NI newspaper review: Secret tapes and having baby at 61

Image source, News Letter

Covert recordings of police officers, a "showdown" over Brexit and the joys of becoming a father in your 60s are among the stories making Friday's papers.

The Irish News leads with serious allegations against the Police Service of Northern Ireland, including a claim they put a man's safety at risk.

It says it has obtained recordings of talks between PSNI intelligence officers and a drug dealing suspect.

The paper claims officers threatened to expose the man as a police informer.

It refers to the drugs suspect as "Mr X" and said "questionable tactics" were used in a bid to get him to talk about the activities of dissident republicans.

A PSNI spokesperson tells the paper that all covert actions are "strictly governed" by law and "fully compliant" with human rights legislation.

Friday marks Leo Varadkar's first visit to Northern Ireland as taoiseach (Irish prime minister) and it poses many diplomatic dilemmas.

'Robust and frank'

The Belfast Telegraph is predicting he will have a "showdown" with the Democratic Unionist Party, after recent cross-border tensions over Brexit.

DUP MP Sir Jeffrey Donaldson tells the paper there will a "robust and frank exchange" as he believes Mr Varadkar needs a better understanding of the DUP's position.

Image caption,
Tensions have grown between Leo Varadkar and Arlene Foster's DUP since they met in June

However, the DUP is accused of being "arrogant and rudderless" over Brexit in the Daily Mirror.

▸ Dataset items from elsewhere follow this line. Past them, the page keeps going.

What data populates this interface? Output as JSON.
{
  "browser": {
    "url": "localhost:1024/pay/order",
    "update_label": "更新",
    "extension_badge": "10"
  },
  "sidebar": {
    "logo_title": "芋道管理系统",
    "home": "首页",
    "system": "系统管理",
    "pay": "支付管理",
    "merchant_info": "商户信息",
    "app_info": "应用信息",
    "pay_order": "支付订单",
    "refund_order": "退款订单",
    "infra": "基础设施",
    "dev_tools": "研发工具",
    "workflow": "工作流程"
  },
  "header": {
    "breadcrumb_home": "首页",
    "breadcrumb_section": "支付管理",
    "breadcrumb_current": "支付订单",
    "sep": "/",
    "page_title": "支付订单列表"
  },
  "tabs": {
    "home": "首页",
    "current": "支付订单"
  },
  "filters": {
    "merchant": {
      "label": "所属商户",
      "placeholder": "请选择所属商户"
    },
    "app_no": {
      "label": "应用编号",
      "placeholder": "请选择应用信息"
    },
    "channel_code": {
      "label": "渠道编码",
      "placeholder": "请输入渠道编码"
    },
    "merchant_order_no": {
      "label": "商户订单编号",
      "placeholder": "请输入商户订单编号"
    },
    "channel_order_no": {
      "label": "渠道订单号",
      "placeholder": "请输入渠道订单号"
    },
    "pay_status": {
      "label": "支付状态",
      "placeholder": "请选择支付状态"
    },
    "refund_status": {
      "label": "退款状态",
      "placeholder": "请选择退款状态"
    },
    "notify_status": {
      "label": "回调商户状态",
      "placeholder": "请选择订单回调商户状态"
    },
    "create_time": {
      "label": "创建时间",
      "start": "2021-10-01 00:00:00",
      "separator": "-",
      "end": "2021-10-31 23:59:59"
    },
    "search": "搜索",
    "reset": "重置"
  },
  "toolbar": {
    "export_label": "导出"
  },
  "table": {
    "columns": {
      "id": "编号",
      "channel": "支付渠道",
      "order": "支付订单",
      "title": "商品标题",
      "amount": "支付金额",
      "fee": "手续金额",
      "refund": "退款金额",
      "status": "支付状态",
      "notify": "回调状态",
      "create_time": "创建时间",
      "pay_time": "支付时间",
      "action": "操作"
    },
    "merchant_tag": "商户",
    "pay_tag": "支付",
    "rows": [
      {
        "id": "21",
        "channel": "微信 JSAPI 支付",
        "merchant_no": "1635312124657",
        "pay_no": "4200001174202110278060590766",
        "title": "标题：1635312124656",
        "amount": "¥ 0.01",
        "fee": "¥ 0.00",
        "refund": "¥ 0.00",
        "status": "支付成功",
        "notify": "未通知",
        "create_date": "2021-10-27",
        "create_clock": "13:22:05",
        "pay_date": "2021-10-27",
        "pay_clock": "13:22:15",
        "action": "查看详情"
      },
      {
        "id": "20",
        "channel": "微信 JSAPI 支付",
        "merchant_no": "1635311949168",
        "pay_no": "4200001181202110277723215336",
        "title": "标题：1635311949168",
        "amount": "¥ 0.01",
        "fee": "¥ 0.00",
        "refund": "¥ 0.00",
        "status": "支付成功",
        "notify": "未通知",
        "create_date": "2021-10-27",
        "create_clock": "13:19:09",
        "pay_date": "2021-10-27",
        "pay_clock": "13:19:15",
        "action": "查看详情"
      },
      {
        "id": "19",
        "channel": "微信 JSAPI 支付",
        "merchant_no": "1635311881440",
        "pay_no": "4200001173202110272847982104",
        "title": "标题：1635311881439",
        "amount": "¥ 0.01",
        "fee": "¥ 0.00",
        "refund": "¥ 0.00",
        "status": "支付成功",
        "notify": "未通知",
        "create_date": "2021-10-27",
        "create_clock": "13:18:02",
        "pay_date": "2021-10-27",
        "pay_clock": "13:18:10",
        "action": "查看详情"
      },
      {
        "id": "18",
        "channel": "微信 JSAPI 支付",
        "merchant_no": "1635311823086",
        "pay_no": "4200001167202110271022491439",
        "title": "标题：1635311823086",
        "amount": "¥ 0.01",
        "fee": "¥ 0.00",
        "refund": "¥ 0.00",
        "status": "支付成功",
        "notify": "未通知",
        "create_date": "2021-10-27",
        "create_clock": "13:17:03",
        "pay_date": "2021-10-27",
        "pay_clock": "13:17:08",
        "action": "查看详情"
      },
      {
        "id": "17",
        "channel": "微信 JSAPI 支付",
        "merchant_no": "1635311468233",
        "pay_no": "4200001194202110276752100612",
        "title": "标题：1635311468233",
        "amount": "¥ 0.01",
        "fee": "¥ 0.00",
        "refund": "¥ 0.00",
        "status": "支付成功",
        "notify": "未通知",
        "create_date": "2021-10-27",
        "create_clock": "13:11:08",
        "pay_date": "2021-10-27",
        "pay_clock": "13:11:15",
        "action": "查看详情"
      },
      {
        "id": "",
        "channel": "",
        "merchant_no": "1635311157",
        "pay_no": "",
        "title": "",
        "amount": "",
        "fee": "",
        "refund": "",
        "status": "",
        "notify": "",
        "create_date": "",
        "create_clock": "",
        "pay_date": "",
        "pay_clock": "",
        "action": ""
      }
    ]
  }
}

It quotes SDLP leader Colm Eastwood saying that an economic border on the island of Ireland is "unenforceable".

The paper says Mr Eastwood "urged Mr Varadkar not to sway from his no-border stance" and not be put off by the DUP's "feigned outrage".

The Mirror also carries a warning about a psychoactive substance called Salvia after two teenagers became very ill in Banbridge, County Down.

It says a 14-year-old girl was found vomiting in a street in the town, and paramedics suspect she suffered a fit.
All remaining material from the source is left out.